La inmigración ha sido por su importancia y por la rapidez con la que se ha producido, el fenómeno quizás más disruptivo del orden económico y social de nuestro país en la última década. Nada es como antes: desde nuestro mercado de trabajo hasta las finanzas públicas.
Analizar lo que supone la inmigración de modo correcto, para acertar después en su prognosis, obliga al rigor. Los estudios y contrastes se suceden, pero los datos son deficientes y no siempre se utilizan bien, por lo que los diagnósticos no pueden ser muy concluyentes. Por ejemplo, no parece que, por el momento, los nuevos inmigrantes hayan afectado en negativo el empleo de los autóctonos ni sus salarios, aunque el salario real per cápita de todos parece haber empeorado relativamente. Para que ello sea así, la desigualdad en la distribución de la renta tendrá que haber aumentado, así como también puede que lo hayan hecho algunos otros indicadores sociales (en salud, rendimiento educativo), todo lo demás igual. Y aun así parece atrevido afirmar que haya empeorado con ello el bienestar social.
En cualquier caso, nuestros trabajos empíricos no disponen aún de una serie estadística suficientemente larga que incluya en el registro una fase de ciclo económico bajista. Por ello no queda claro si el crecimiento es realmente a la inmigración (efecto llamada) lo que la inmigración es al crecimiento (contribución positiva al crecimiento total de la renta). Además, las encuestas con datos relevantes (como por ejemplo la de estructura salarial) llevan un elevado retraso (la última es del 2002), o se basan, como la de afiliados de la Seguridad Social, sólo en la inmigración regular. Tampoco permite afinar mucho el diagnóstico la propia definición de inmigrante, ya sea identificando un cambio de residencia permanente (como en las estadísticas de las Naciones Unidas), alguien "nacido fuera del país" o según se tenga o no la condición de "extranjero" (lo que depende de las leyes de naturalización de cada Estado), ni el escaso detalle con que se cuenta, para entender lo que mueve al inmigrante a emigrar y definir políticas coherentes con ello desde el Primer Mundo, sobre zonas de origen y provincia o país de destino, dada la elevada movilidad y rotación laboral observada en el inmigrante. De modo que toda prudencia es poca a la hora de derivar conclusiones. La prueba del algodón la va a dar el encaje que consiga en ocupación y salarios el inmigrante en situación de crisis, frente a los nativos.
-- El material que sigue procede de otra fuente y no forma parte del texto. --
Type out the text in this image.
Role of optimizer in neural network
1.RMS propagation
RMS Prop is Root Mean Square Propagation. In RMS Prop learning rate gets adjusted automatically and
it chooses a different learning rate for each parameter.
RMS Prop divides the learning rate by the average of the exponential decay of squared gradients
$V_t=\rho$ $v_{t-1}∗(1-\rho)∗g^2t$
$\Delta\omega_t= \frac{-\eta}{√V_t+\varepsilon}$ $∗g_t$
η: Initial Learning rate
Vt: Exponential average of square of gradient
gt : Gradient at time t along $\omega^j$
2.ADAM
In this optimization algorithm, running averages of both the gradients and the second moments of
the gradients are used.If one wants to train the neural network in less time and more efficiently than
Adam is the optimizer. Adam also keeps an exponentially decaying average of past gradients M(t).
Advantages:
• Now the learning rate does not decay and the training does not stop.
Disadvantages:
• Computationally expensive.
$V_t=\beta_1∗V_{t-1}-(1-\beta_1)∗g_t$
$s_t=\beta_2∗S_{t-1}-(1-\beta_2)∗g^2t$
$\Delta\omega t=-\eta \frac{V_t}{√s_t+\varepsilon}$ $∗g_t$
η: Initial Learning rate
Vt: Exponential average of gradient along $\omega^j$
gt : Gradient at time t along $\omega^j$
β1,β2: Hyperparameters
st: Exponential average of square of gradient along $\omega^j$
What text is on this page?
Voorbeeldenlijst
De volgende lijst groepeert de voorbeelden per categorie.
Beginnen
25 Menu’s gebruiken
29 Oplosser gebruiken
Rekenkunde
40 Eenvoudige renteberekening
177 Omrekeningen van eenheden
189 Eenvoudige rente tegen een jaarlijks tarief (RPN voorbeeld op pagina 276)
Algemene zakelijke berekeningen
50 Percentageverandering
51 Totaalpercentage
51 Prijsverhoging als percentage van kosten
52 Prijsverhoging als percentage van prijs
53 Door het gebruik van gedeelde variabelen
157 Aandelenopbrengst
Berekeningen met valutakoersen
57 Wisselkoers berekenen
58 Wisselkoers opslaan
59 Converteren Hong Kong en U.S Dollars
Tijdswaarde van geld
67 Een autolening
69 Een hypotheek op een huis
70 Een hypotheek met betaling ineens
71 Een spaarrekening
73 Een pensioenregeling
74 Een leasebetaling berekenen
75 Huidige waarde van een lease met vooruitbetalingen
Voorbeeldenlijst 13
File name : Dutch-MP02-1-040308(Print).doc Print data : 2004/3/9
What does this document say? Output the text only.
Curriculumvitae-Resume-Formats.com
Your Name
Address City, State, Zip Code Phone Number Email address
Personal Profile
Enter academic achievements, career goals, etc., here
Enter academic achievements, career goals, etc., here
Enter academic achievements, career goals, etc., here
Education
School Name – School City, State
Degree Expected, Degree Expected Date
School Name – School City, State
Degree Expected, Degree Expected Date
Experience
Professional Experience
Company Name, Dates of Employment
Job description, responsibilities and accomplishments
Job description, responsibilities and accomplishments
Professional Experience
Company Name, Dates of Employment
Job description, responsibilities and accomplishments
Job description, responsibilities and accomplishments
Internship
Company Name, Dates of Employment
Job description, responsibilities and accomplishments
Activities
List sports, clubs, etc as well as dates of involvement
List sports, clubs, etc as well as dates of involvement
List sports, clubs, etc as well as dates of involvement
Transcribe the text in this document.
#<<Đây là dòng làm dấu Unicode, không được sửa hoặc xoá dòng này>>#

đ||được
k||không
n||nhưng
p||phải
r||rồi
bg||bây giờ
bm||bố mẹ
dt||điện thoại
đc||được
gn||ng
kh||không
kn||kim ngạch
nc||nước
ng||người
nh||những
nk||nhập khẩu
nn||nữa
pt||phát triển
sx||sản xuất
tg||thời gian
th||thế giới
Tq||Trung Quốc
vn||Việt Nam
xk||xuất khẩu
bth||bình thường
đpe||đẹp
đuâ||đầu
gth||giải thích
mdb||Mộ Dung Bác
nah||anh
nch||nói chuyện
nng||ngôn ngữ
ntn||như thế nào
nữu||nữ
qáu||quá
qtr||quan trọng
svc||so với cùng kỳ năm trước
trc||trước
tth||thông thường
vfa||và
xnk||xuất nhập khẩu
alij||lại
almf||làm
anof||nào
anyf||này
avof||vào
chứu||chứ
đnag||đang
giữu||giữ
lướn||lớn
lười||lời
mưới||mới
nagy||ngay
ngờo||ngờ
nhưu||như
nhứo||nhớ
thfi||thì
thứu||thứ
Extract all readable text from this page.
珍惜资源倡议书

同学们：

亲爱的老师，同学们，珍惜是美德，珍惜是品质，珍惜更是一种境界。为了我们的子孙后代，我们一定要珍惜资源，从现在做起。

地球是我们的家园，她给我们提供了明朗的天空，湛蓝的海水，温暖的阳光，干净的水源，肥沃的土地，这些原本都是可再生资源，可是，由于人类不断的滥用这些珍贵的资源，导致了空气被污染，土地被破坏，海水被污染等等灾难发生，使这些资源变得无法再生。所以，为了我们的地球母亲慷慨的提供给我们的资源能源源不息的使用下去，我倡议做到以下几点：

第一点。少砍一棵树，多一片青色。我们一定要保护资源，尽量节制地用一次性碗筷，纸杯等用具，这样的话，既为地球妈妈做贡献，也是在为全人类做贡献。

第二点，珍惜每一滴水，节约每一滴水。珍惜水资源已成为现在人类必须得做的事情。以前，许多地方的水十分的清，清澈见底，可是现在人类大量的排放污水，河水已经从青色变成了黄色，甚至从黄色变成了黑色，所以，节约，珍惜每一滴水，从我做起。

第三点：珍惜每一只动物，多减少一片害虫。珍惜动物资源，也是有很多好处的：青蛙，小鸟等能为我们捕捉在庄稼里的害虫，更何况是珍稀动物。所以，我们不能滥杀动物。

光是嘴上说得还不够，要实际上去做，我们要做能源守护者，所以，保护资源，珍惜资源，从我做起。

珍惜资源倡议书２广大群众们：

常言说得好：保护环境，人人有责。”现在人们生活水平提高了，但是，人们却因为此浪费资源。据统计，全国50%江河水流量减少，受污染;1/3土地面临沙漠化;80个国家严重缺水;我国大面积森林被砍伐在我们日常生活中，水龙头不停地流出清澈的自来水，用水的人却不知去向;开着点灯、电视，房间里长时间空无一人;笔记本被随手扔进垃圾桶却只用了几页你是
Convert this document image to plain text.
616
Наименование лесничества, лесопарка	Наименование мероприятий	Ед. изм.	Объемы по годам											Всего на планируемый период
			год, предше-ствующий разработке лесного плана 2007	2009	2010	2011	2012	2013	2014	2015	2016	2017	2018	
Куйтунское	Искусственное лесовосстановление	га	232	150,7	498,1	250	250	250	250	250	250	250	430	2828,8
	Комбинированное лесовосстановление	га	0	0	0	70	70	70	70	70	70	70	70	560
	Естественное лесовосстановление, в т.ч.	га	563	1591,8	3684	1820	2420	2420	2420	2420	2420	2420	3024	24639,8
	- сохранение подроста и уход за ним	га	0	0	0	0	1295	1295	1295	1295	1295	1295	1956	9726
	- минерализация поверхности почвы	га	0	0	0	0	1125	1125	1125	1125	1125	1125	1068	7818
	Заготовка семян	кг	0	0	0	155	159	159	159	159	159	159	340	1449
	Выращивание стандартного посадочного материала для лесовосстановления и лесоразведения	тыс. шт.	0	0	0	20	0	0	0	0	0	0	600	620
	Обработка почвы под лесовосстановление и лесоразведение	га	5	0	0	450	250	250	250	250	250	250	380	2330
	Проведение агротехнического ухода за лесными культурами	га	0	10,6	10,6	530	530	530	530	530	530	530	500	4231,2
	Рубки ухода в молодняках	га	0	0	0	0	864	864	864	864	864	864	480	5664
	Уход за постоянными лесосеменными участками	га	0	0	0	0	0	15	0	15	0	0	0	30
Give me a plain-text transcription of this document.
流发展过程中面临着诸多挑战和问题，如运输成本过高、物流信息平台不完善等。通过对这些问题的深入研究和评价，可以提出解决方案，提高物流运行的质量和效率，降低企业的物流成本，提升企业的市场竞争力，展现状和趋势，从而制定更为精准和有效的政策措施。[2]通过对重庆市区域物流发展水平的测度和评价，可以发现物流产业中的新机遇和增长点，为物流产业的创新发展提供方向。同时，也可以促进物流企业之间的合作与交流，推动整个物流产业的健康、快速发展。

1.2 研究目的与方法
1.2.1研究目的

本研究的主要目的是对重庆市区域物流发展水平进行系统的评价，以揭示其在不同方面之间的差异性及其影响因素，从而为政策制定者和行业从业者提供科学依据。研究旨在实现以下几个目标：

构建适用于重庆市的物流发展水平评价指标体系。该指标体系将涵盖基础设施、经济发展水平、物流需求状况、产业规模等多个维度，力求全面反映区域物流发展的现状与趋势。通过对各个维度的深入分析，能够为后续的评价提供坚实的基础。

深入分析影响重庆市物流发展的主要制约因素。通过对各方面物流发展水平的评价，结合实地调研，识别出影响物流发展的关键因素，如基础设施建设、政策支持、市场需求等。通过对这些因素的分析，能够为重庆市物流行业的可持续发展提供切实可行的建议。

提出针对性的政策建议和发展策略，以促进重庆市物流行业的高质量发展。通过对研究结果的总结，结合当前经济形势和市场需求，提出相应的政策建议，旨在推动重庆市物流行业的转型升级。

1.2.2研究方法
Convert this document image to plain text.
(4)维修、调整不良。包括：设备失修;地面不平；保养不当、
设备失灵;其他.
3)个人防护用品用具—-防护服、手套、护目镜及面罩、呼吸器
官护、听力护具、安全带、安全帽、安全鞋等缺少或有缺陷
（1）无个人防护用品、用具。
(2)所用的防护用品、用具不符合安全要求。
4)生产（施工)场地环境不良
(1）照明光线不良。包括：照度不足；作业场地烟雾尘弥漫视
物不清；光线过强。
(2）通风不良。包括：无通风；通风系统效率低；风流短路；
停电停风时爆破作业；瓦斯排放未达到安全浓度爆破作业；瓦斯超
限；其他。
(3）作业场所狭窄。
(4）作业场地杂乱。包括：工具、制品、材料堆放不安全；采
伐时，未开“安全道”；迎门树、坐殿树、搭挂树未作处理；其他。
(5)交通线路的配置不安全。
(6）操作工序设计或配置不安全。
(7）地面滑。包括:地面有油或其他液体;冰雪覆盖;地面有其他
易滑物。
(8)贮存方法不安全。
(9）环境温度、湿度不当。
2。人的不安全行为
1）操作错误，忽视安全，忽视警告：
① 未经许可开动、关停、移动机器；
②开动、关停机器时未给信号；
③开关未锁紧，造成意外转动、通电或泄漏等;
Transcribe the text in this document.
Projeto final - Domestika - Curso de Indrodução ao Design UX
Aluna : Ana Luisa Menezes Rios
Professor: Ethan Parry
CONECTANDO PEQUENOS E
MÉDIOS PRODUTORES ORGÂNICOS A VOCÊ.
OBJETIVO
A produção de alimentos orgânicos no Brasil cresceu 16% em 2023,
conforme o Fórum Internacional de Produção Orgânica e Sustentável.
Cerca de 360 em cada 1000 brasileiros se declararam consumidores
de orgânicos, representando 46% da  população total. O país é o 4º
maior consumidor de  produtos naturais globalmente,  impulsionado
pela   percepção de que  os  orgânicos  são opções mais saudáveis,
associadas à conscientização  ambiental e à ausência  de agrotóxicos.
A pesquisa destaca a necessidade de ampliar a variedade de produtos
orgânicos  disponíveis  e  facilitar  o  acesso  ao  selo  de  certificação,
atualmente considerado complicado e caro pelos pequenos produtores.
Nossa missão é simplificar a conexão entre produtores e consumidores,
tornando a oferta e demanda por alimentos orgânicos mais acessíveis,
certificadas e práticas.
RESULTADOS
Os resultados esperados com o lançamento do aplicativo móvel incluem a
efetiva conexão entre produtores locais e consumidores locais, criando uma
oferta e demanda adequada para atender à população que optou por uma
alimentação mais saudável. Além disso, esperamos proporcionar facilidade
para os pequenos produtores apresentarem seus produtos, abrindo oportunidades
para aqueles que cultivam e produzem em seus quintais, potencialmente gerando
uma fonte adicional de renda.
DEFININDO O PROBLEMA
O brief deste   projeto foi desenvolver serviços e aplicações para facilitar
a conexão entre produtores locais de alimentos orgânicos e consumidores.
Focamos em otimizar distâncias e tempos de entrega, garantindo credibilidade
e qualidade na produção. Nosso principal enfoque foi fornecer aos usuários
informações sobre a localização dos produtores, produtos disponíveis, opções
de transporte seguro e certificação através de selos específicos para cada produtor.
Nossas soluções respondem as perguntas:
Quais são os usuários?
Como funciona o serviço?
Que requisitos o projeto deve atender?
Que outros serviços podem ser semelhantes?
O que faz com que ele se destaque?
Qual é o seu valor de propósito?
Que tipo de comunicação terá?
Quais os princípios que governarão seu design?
De momento sabemos que de los nuevos desocupados de este último trimestre un 60% son inmigrantes.
Aclarado lo anterior, no parece oportuno continuar el análisis para la prognosis. Como tampoco parece oportuno mantener la diferenciación entre nativos e inmigrantes a la hora de elaborar políticas sociales coadyuvantes a las nuevas situaciones que puedan surgir. Al fin y al cabo, todos pasan a ser ciudadanos si la ley les reconoce dicha condición. De ahí que en políticas de inmigración, las categorías se deben utilizar ex ante en su elaboración, pero una vez definida la acogida, no en su implementación ex post. Mantener dichas diferencias con los nuevos ciudadanos estigmatiza y dificulta, más que favorece, la cohesión social. El foco de la política social debe depender de la condición socioeconómica de cada cual, sin distingos entre tipos de ciudadanos según su historial de procedencia anterior, irrelevante al ser acogidos como ciudadanos propios del país.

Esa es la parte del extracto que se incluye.